The study from the D.C. Fiscal Policy Institute and D.C. Appleseed — two local public policy non-profits — examined the discrepancy between how much government funding pre-kindergarten centers and families receive and how much it actually costs for each child to receive quality early childhood care.  The study found that since D.C. started providing universal free pre-K for 3- and 4-year-olds about a decade ago — which pulled the older toddlers out of these private centers and into the public school system — the private facilities have been struggling financially in their efforts to care for the city’s youngest children. Infants and young toddlers require more supervision, driving up costs.
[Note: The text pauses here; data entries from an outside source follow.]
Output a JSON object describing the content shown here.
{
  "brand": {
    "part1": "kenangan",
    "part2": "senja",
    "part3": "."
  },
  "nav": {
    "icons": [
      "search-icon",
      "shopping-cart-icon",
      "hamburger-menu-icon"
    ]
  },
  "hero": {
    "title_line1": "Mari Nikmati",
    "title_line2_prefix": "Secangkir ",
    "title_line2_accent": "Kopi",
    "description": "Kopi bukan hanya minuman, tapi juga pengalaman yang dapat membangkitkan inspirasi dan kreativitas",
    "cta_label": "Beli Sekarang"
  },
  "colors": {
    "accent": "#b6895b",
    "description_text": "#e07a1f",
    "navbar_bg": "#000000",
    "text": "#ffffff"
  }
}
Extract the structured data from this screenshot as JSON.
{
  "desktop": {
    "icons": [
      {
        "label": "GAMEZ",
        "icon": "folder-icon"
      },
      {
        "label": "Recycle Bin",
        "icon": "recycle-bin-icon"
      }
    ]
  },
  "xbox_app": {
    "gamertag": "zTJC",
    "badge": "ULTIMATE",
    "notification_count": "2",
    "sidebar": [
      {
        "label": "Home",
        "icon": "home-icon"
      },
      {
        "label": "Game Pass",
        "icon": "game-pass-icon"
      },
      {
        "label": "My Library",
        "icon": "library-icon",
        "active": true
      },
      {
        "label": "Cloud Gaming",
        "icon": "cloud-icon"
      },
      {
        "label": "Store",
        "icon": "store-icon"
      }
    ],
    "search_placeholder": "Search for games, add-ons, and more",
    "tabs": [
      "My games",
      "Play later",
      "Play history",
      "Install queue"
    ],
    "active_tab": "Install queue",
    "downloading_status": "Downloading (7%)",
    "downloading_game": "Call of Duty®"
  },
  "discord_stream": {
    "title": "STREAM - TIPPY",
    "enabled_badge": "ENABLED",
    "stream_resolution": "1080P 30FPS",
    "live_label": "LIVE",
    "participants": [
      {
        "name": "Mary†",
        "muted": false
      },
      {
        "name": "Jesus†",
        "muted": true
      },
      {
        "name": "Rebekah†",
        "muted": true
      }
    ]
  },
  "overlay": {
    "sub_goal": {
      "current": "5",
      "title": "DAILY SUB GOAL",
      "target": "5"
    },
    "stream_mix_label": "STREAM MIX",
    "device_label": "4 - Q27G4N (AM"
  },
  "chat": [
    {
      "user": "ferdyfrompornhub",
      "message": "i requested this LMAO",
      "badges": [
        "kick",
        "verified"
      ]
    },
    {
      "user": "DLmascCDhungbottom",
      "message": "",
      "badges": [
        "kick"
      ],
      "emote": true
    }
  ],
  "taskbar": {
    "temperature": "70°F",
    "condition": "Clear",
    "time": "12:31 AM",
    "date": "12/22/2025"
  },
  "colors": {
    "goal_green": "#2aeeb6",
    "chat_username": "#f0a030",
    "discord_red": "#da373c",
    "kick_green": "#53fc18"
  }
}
[Read the early childhood care report]

There are about 7,610 total available early childhood care slots for children in the District, according to data from the Office of the State Superintendent of Education. Of the 22,000 children under the age of three in D.C., 42 percent of them are in low-income families.

Achievement gaps between races and economic classes are persistent problems nationwide, and they are particularly pronounced in places like D.C., where the population ranges across the spectrum from very wealthy to very poor. Those who are motivated to put their children into early childhood programs — and can afford them — give their children an advantage, but that also can widen the achievement gap.

“Access to high-quality early learning environments can reduce or even eliminate that gap, which is why District policy makers have invested heavily in quality universal preschool and Pre-Kindergarten,” the report reads. “But children from low-income households can already be cognitively behind by preschool, so the District must also invest in the early education needs of its infants and toddlers.”

Specifically, the “Solid Footing” study looks at early childhood care centers in the city that accept subsidy payments. Families who earn at or below 250 percent of the federal poverty level qualify for the subsidies and, depending on their income, pay a relatively small co-payment to attend the private care centers. (The federal poverty level in 2015 for a family of 4 was $24,250.)

D.C. received about $79 million in federal and local subsidies for early childhood development in fiscal year 2015. But the child care subsidies only cover less than 70 percent of the median cost per infant and toddler in accredited centers, the study said. The median cost per infant going to an average-ranked child development center in the District is about $54 per day.

The report estimates that the subsidy program should receive an additional $38 million each year.

The centers rely on grants and private fundraising to help them make up the difference. The report found some leaders at these centers use their own personal savings to offset costs. Others are forced to cut corners, choosing not to update their facilities or buying less-expensive or used materials. Of the 36 centers that participated in the study, many said they would like to have field trips but are unable to pay for them.

Judy Berman, deputy director at D.C. Appleseed, said the inadequate funding has the biggest impact on the quality of teachers hired and their retention rates. She argues that because so much cognitive development occurs during infancy, early child care is more than just baby sitting, and skilled labor is critical to a child’s success. Many of the teachers at the city’s private centers don’t have college degrees, and some get paid slightly more than minimum wage.  The report notes that nearly every center said it would like to increase their workers’ salaries.

“One center wanted to increase pay in order to compete with centers in Northwest to attract talent, another thought low wages signaled disrespect for people of color in the workforce,” according to the report.

The report recommends that District lawmakers phase in the $38 million subsidy increase — growth of 43 percent — across four years.


“It is possible that if they increased the subsidies, more centers would enroll in the subsidy program,” Berman said. “Families would then have more options, and centers would be able to provide higher quality services.”